The Supreme Court rejected a petition from Ohio Democrats Tuesday morning to restore a crucial week of early voting known as “Golden Week,” the only time voters can register to vote and cast a ballot in a single visit.
About 60,000 Ohioans voted during Golden Week in 2008 and 80,000 did so in 2012. In 2008, black voters were 3.5 times more likely to use Golden Week as white voters. In 2012, they were more than five times as likely.
The Court gave no rationale for their decision and there were no written dissents released, though justices may have disagreed behind the scenes.
Though a federal district court ruled in May that the cuts were “unconstitutional” and ordered the state to restore Golden Week, a federal appeals court overturned that decision in August, siding with Ohio Republicans who sought to cut this opportunity.
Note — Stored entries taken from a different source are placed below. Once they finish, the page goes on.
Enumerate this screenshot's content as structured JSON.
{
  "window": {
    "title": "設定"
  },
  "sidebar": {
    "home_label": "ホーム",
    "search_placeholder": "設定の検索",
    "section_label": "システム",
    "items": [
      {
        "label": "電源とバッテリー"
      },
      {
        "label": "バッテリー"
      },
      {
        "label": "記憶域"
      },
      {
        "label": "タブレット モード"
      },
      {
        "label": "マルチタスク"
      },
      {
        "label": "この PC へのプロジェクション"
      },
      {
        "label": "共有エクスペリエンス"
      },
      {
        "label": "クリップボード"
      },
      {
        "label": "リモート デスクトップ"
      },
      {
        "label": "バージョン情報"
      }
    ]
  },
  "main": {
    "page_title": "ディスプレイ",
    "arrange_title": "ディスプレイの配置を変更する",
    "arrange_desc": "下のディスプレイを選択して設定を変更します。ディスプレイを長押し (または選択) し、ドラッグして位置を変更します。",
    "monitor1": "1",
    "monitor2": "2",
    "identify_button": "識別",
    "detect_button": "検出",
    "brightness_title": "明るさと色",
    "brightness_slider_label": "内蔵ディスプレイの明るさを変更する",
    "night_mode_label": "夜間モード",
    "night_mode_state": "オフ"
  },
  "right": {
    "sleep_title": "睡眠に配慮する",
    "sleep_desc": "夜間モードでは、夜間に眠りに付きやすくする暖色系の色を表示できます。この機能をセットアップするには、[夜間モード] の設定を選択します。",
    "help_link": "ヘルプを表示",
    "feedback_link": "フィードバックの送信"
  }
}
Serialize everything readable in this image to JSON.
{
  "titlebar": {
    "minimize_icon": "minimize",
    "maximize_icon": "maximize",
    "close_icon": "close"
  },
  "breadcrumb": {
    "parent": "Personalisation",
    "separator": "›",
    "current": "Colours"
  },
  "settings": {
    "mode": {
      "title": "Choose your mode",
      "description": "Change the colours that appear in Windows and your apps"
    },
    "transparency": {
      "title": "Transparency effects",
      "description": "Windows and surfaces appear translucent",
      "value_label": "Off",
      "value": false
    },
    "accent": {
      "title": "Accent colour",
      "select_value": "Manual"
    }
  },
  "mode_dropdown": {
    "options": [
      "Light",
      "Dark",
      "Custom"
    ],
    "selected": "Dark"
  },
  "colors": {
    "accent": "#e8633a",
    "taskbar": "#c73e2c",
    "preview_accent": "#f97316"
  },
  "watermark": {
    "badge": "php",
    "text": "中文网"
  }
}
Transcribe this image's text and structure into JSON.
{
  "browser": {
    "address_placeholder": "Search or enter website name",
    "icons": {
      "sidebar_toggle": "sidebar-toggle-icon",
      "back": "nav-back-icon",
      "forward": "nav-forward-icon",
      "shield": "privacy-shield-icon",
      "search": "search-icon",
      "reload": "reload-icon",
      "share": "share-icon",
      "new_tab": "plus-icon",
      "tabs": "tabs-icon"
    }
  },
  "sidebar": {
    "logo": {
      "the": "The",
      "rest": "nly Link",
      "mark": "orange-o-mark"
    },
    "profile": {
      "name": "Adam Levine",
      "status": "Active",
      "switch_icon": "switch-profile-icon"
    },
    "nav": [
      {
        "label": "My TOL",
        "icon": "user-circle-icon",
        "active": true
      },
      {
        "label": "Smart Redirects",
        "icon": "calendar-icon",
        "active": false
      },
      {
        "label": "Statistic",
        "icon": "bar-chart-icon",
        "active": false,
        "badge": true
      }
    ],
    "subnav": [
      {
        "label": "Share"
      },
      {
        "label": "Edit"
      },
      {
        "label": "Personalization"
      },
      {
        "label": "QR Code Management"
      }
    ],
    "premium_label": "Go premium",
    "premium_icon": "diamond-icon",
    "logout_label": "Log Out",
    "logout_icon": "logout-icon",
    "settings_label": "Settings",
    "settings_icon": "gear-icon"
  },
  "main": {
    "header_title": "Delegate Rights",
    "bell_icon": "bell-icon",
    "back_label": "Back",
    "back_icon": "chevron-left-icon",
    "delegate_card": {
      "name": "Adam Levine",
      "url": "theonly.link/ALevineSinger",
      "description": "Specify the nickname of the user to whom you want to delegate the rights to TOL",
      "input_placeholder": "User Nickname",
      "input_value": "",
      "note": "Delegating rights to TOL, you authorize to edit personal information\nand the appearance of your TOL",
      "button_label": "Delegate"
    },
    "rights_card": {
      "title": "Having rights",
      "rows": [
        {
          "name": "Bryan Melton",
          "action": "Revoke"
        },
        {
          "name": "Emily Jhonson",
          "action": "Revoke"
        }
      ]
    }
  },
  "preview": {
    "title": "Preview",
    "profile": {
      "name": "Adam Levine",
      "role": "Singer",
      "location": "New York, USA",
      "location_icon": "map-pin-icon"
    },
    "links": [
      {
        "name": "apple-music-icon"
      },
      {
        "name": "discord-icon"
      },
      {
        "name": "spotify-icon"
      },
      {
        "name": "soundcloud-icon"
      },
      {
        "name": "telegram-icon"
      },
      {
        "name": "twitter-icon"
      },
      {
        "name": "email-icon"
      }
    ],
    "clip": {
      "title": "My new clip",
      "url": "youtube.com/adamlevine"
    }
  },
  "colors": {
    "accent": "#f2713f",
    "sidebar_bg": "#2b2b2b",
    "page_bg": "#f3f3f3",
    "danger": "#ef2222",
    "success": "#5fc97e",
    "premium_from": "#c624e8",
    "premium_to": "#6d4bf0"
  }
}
A dissenting judge on that court criticized the ruling and argued that the early voting cut “imposes a disproportionate burden on African Americans” who disproportionately depend on that week to vote.
The Democratic Party then appealed, pleading with the federal court to stay the ruling until after the 2016 presidential election, in which the swing state of Ohio is expected to play a decisive role.
Because Ohio does not offer same-day voter registration on Election Day, and because the Governor is refusing to implement online voter registration until after the election, the Supreme Court’s ruling effectively eliminates the possibility for one-stop voting this November.